In a full-blown war, and against an enemy that is savage, stealthy, and stateless, this is prudent. It affords the executive branch maximum flexibility to counter and outmaneuver al Qaeda without the suggestion that it must return to Congress each time war-fighting innovations are called for by battlefield conditions. It also avoids the illogic of educating the enemy about our methods and our sources of information — an education that would be inexorable in any system that required seeking legislative approval for each individual incident of war-fighting.

Opponents contend that electronic surveillance does not come within the broad terms of the AUMF, which says nothing about eavesdropping.

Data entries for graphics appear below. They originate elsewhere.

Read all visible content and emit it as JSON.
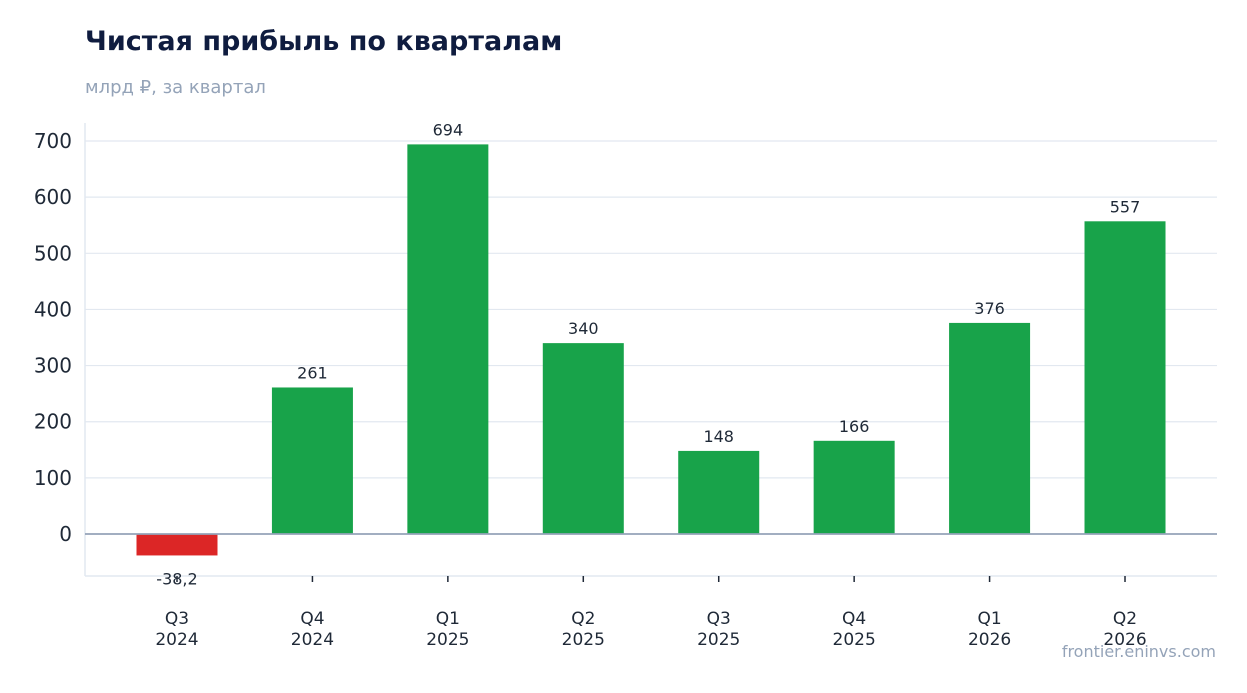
{
  "title": "Чистая прибыль по кварталам",
  "subtitle": "млрд ₽, за квартал",
  "source": "frontier.eninvs.com",
  "chart_data": {
    "type": "bar",
    "title": "Чистая прибыль по кварталам",
    "subtitle": "млрд ₽, за квартал",
    "categories": [
      [
        "Q3",
        "2024"
      ],
      [
        "Q4",
        "2024"
      ],
      [
        "Q1",
        "2025"
      ],
      [
        "Q2",
        "2025"
      ],
      [
        "Q3",
        "2025"
      ],
      [
        "Q4",
        "2025"
      ],
      [
        "Q1",
        "2026"
      ],
      [
        "Q2",
        "2026"
      ]
    ],
    "values": [
      -38.2,
      261,
      694,
      340,
      148,
      166,
      376,
      557
    ],
    "value_labels": [
      "-38,2",
      "261",
      "694",
      "340",
      "148",
      "166",
      "376",
      "557"
    ],
    "ylim": [
      -75,
      735
    ],
    "yticks": [
      0,
      100,
      200,
      300,
      400,
      500,
      600,
      700
    ],
    "grid": true,
    "colors": {
      "positive": "#18a34a",
      "negative": "#dc2626",
      "grid": "#e2e8f0",
      "zero_line": "#94a3b8"
    }
  }
}
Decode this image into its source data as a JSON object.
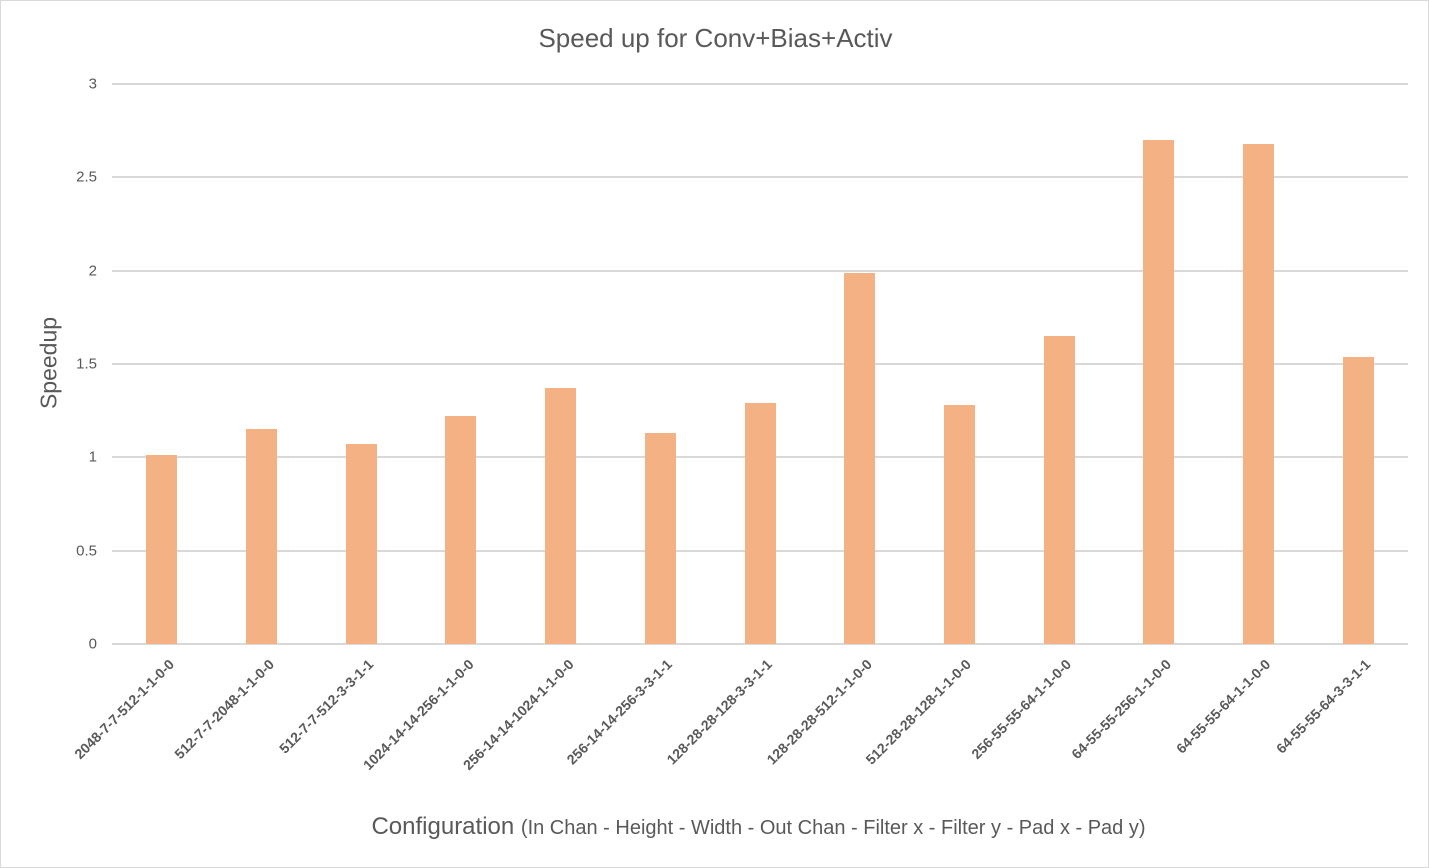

Signals intelligence, however, is a rudimentary component of military operations. Congress cannot tell the president he can deploy force but not monitor the enemy any more than it could tell a pitcher he can throw the ball as long as he doesn't wind up.

More to the point, as President Bush argued, his interpretation of the AUMF finds support in the Supreme Court's 2004 decision in Hamdi v. Rumsfeld. As is the case with electronic surveillance, the AUMF does not explicitly authorize the detention of American citizens as enemy combatants. Yet, in Hamdi, the Court read the AUMF to permit such detentions because they are a fundamental incident of waging war. Penetrating enemy communications — even if they involve Americans — are no less fundamental.

The president presented his defense with great confidence — and with good reason. Not only does he have strong arguments in his favor. It was also worth noting that, though he spent nearly an hour after the speech taking questions from the crowd of 9,000 students and other spectators, there was not a single question about the NSA program.

This "scandal" obviously piques the interest of the media. But what if they throw a scandal and nobody shows up?

— Andrew C. McCarthy, a former federal prosecutor, is a senior fellow at the Foundation for the Defense of Democracies.

fossten
January 24th, 2006, 11:26 AM
You are trying to make it look like the NYT are criminals for outing the NSA illegal spying program.

I see. So you don't think that it's illegal to out NSA programs, but it IS illegal to out a non-covert agent?

I know you posted on this subject, Johnny. You can't have it both ways.

Hypocrisy.

MonsterMark
January 24th, 2006, 12:19 PM
Also, more importantly, what is a guy that died in an earth quake and then died of kidney failure making speeches for?Show me a picture with him holding up a current edition of USA Today or a video of him break dancing. Somehow, an audio tape just doesn't cut it. {Easy to fab}. What, no electricity in the bat cave to make a video?

MonsterMark
January 24th, 2006, 12:39 PM
It must really suck for you, Bryan and RB3 to be filled with so much hate.No hatin here. Some strong dislikin, but no hatin.:D

You are trying to make it look like the NYT are criminals for outing the NSA illegal spying program.Looks like you unloosed a doozy there, eh Johnny?

NYT = criminals. As we'll soon find out.

barry2952
January 24th, 2006, 12:45 PM
BUSH = CRIMINAL? We'll soon find out.